Just a few days ago, Sky News revealed claims that a Scottish Government official asked to change an account of when they knew about harassment complaints against the former first minister Alex Salmond. The matter of who knew what and when is not just a trivial accessory, it is fundamental to the work of the parliamentary inquiry into this sorry affair and necessary both for the sake of the complainants as well as public trust in Nicola Sturgeon.

This kind of secrecy has forced the parliamentary inquiry, which is chaired by an SNP MSP, to take unprecedented action and invoke Section 23 of the Scotland Act 1998 to force the Crown Office to hand over documents relating to communication both within and between senior members of the SNP and Scottish Government regarding the complaints against Mr Salmond.

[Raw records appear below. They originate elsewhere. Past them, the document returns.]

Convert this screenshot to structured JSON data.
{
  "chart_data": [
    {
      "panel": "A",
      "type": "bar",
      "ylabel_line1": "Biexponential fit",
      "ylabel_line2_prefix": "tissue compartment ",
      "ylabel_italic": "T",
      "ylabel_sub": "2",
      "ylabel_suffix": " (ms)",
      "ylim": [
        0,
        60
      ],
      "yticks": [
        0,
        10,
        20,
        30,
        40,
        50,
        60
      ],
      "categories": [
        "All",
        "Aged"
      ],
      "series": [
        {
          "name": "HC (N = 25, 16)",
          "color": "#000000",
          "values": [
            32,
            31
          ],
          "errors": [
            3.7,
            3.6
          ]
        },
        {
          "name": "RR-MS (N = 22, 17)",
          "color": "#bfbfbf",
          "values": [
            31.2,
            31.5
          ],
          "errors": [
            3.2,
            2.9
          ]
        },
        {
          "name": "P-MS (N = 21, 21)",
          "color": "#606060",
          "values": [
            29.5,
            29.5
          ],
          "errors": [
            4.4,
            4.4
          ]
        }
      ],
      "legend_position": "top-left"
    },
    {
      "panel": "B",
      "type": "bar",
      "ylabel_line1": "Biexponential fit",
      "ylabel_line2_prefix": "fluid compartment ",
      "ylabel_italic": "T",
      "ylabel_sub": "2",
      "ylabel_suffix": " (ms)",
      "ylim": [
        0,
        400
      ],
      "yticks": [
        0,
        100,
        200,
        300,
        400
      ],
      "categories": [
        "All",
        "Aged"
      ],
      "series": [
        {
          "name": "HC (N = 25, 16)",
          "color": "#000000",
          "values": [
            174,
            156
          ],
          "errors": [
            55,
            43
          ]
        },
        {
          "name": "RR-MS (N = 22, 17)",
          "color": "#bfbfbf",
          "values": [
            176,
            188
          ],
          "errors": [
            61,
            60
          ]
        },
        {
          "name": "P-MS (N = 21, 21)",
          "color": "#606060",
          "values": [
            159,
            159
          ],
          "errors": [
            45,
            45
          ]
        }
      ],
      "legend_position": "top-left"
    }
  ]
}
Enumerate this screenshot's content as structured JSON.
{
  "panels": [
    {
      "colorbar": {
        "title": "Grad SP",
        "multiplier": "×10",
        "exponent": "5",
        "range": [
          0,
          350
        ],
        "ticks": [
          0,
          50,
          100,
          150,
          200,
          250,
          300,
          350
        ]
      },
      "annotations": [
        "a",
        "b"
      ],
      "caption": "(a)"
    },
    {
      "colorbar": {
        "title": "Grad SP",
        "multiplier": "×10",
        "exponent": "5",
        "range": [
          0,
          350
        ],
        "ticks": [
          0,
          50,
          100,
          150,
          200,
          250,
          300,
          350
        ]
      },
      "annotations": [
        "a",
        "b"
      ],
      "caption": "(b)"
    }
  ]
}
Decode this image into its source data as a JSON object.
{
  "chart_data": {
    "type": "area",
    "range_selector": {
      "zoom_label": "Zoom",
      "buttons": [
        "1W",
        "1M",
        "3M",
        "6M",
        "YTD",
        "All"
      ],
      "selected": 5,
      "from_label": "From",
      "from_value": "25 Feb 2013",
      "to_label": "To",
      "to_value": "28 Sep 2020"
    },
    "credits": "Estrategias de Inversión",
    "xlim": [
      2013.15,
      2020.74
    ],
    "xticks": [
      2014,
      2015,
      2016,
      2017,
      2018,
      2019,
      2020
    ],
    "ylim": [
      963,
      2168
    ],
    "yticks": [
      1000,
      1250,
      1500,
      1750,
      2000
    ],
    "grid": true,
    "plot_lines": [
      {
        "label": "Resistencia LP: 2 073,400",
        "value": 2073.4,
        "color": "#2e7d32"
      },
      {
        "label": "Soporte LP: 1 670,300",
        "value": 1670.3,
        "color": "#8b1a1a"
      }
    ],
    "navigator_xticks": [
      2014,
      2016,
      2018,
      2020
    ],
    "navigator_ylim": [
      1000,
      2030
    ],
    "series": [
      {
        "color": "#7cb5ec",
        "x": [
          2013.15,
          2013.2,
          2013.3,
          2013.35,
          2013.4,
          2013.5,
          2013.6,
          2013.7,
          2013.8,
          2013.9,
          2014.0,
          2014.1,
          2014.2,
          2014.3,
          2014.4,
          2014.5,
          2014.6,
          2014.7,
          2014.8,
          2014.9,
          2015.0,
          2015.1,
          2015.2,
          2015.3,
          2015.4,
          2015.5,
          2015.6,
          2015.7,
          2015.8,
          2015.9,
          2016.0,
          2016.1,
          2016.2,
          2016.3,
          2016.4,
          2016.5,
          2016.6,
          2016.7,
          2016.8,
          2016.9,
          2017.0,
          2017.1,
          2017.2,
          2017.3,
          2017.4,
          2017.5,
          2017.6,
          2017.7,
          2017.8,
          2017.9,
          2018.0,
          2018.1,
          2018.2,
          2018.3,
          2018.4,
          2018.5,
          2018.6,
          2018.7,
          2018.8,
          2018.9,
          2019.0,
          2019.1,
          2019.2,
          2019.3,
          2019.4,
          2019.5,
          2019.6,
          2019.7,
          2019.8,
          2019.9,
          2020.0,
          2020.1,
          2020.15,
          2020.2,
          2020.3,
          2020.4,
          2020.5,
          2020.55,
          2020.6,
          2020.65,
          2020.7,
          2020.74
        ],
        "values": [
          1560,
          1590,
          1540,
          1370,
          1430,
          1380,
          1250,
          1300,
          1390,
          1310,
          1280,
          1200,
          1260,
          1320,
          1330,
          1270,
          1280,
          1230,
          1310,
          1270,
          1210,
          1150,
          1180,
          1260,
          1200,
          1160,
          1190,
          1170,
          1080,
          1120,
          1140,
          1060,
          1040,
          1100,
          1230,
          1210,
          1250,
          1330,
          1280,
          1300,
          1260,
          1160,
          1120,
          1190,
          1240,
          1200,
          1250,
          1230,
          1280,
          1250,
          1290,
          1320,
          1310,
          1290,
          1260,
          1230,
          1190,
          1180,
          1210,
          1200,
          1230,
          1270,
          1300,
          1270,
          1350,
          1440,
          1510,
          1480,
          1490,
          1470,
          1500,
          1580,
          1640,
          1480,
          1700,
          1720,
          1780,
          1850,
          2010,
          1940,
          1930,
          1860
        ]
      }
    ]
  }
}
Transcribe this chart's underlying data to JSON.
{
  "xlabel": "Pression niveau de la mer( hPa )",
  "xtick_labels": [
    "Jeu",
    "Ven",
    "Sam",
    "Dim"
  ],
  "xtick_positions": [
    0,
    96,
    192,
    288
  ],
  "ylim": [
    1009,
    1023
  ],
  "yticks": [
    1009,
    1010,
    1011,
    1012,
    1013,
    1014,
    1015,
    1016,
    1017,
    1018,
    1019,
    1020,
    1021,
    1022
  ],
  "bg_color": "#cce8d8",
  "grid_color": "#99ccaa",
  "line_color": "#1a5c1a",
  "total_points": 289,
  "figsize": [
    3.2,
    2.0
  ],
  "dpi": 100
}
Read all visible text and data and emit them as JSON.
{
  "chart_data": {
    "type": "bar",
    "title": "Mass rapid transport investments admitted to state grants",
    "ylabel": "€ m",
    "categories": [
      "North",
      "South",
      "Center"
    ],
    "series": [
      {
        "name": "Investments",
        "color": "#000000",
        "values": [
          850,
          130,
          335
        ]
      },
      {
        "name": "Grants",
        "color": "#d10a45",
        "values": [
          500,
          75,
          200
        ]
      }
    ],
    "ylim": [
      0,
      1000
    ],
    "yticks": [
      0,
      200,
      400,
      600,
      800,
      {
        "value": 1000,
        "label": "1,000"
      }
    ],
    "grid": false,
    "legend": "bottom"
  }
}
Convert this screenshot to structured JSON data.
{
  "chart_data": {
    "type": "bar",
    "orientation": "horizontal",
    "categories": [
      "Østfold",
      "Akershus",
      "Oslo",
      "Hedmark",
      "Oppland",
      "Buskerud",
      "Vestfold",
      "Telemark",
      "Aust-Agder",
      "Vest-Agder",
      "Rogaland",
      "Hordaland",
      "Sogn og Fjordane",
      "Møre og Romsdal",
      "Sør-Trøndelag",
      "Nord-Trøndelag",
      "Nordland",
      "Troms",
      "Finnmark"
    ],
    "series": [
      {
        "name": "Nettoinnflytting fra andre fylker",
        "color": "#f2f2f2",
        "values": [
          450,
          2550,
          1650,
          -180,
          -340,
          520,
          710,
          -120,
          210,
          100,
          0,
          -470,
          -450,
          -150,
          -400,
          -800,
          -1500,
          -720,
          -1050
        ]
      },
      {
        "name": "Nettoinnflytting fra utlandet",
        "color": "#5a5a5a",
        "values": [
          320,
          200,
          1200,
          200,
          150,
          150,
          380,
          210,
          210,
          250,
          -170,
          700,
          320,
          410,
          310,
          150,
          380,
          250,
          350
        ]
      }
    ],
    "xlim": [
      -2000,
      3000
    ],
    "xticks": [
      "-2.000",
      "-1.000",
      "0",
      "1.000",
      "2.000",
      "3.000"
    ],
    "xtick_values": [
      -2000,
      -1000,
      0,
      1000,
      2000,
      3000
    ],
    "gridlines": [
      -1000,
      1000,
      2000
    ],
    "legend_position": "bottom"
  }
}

Despite being accused by her former boss and mentor of misleading the Scottish Parliament, Nicola Sturgeon pleads innocence. Only one of the current first minister or the former first minister can be telling the truth.

The truth is the public isn’t interested in the First Minister’s deflection tactics – they simply want to know what she knew and when.

If she’s found guilty of breaking the ministerial code, then it is a resigning matter for her. Nothing less will do. That might shock some readers who will probably dismiss this as another Tory bashing our dear First Minister.

This goes beyond party politics and to the core of decency and honesty in our politics. And indeed, maybe Nicola Sturgeon should be more worried about public opinion than she lets on.

A recent Panelbase poll found that 68% of decided voters want the First Minister to quit if she deliberately misled MSPs over the Alex Salmond affair.

If she won’t listen to the public, how about listening to SNP MP Angus MacNeil who has spoken out against how the Scottish Government is curtailing the work of the parliamentary inquiry.

Enough is enough, it’s time for Nicola Sturgeon to heed the words of President Biden.